Toleransi itu konsekuensi perbedaan
Ada kekeliruan dalam memahami makna toleransi, khususnya toleransi antarumat beragama. Seolah toleransi itu dimaknai sebagai penyamaan atau memandang semua hal, termasuk semua agama sama. Pandangan seperti ini biasa dipahami sebagai pahaman pluralisme. Yang sesungguhnya juga tidak sesuai bahkan paradoks.
Ada dua kesalahan mendasar dari pemaknaan toleransi dan pluralisme dengan “penyamaan” semua hal (termasuk agama). Pertama, toleransi itu hadir sebagai konsekuensi adanya keragaman (perbedaan). Jika perbedaan sudah tidak ada maka dengan sendirinya toleransi tidak lagi diperlukan. Maka memahami toleransi dengan “penyamaan” itu sebuah pemahaman paradoks.
Kedua, pluralisme adalah paham yang seharusnya mengakui adanya pluralitas (keragaman). Dan karenanya memahami pluralisme dengan “penyamaan” juga sebuah pemahaman yang paradoks.

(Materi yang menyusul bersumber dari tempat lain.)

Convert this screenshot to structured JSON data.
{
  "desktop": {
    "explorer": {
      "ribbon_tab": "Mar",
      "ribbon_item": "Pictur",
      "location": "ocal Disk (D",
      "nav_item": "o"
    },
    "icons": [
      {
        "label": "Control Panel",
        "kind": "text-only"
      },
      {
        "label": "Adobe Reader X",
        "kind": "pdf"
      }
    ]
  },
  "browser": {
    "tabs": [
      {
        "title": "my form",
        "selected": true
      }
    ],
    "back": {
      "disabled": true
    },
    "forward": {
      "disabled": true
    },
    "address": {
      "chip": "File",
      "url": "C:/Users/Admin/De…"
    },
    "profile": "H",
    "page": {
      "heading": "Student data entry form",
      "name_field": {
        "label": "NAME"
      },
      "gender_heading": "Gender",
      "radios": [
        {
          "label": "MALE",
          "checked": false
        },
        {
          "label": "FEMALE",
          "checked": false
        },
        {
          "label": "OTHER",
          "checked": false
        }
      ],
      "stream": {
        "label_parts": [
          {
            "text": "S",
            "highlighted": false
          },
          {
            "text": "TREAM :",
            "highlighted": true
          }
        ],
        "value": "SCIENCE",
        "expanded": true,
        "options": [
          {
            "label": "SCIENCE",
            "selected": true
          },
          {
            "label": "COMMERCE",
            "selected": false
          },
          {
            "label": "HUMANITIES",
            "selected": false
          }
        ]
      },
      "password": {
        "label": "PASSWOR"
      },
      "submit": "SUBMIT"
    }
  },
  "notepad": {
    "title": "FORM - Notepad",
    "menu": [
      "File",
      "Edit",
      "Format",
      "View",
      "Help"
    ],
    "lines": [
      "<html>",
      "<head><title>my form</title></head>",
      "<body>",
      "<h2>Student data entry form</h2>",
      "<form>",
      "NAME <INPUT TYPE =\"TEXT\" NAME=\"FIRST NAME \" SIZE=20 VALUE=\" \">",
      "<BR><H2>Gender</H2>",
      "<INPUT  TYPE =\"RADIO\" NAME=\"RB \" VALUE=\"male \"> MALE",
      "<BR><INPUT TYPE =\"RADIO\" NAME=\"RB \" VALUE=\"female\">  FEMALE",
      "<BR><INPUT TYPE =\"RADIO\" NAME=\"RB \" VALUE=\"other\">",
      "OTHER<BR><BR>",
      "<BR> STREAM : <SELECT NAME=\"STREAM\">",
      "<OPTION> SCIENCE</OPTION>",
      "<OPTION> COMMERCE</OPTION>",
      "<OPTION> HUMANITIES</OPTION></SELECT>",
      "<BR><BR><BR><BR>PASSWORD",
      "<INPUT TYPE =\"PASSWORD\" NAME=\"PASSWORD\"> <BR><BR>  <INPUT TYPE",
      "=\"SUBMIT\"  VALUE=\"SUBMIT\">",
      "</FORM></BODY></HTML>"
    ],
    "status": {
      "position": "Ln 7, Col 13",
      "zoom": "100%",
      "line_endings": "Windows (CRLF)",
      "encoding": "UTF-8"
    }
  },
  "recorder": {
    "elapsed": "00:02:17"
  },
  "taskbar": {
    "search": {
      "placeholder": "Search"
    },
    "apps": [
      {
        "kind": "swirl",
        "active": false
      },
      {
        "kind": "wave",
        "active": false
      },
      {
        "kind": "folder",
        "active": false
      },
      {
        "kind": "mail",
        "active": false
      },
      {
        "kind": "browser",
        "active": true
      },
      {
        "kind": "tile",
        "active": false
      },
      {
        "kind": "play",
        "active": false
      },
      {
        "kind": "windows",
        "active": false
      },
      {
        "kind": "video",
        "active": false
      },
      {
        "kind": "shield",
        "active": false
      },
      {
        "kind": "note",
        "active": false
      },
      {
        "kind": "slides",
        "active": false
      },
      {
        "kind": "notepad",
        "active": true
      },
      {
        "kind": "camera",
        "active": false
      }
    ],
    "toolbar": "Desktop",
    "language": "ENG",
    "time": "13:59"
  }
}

Dengan demikian toleransi dan pluralisme tidak dipahami sebagai “penyamaan” semua agama-agama. Sebaliknya baik toleransi maupun paham pluralisme dipahami sebagai pengakuan adanya keragaman. Dan karena keragaman itulah kedua hal itu; sikap toleran dan paham pluralistik eksis dan diperlukan.
Bagaimana seharusnya?
Toleransi dipahami sebagai sebuah sikap bahkan perilaku yang tidak saja menyadari eksistensi perbedaan yang ada di dalam kehidupan manusia, termasuk perbedaan dalam beragama dan keyakinan. Tapi justeru memberi ruang kepada perbedaan itu untuk memiliki ruang (hak) yang sama.
Kata menyadari adanya perbedaan ini menjadi esensial karena secara prinsip Islam memang mengajarkan demikain. “Kalau sekiranya Allah berkehendak maka Dia jadikan kalian semua jadi satu umat (termasuk satu agama)” (ayat).
Dan karenanya keyakinan tentang keragaman ini dalam pandangan Islam bukan sekedar nilai sosial. Tapi sebuah nilai agama (iman) yang meyakini kehendak (Takdir) Allah SWT.
Selanjutnya kata “memberi ruang yang sama” juga menjadi bagian esensial dari ajaran agama. Bahwa adanya perbedaan mendasar dalam keyakinan dan praktek beragama masing-masing pemeluk agama tidak menjadikan Islam menutup mata kepada eksistensi dan hak dari pemeluk agama lain.
Karena itu Surah Al-Kafirun dalam Al-Quran menyimpulkan makna toleransi sesungguhnya. Kesimpulan itu minima ada pada tiga poin penting:
Satu, bahwa keyakinan dan penyembahan itu bersifat pilihan hati masing-masing orang (personal). Dan karenanya tidak benar dan tidak bisa dibenarkan untuk menyamakan keyakinan dan penyembahan. “Laa a’budu maa ta’buduun” sebuah ungkapan yang tegas.
Dua, sedemikian tegasnya Al-Quran dalam hal akidah dan penyembahan sehingga diulang-ulang dalam bentuk/tatanan kalimat yang berbeda. “Laa a’budu maa ta’buduun” menjadi “wa laa antum ‘aabiduuna maa a’budu”. Lalu diulang lagi “wa laa ana aabidun maa abadtum”. Dan akhirnya diulang bentuk kedua tadi sebagai penegasan dan peringatan.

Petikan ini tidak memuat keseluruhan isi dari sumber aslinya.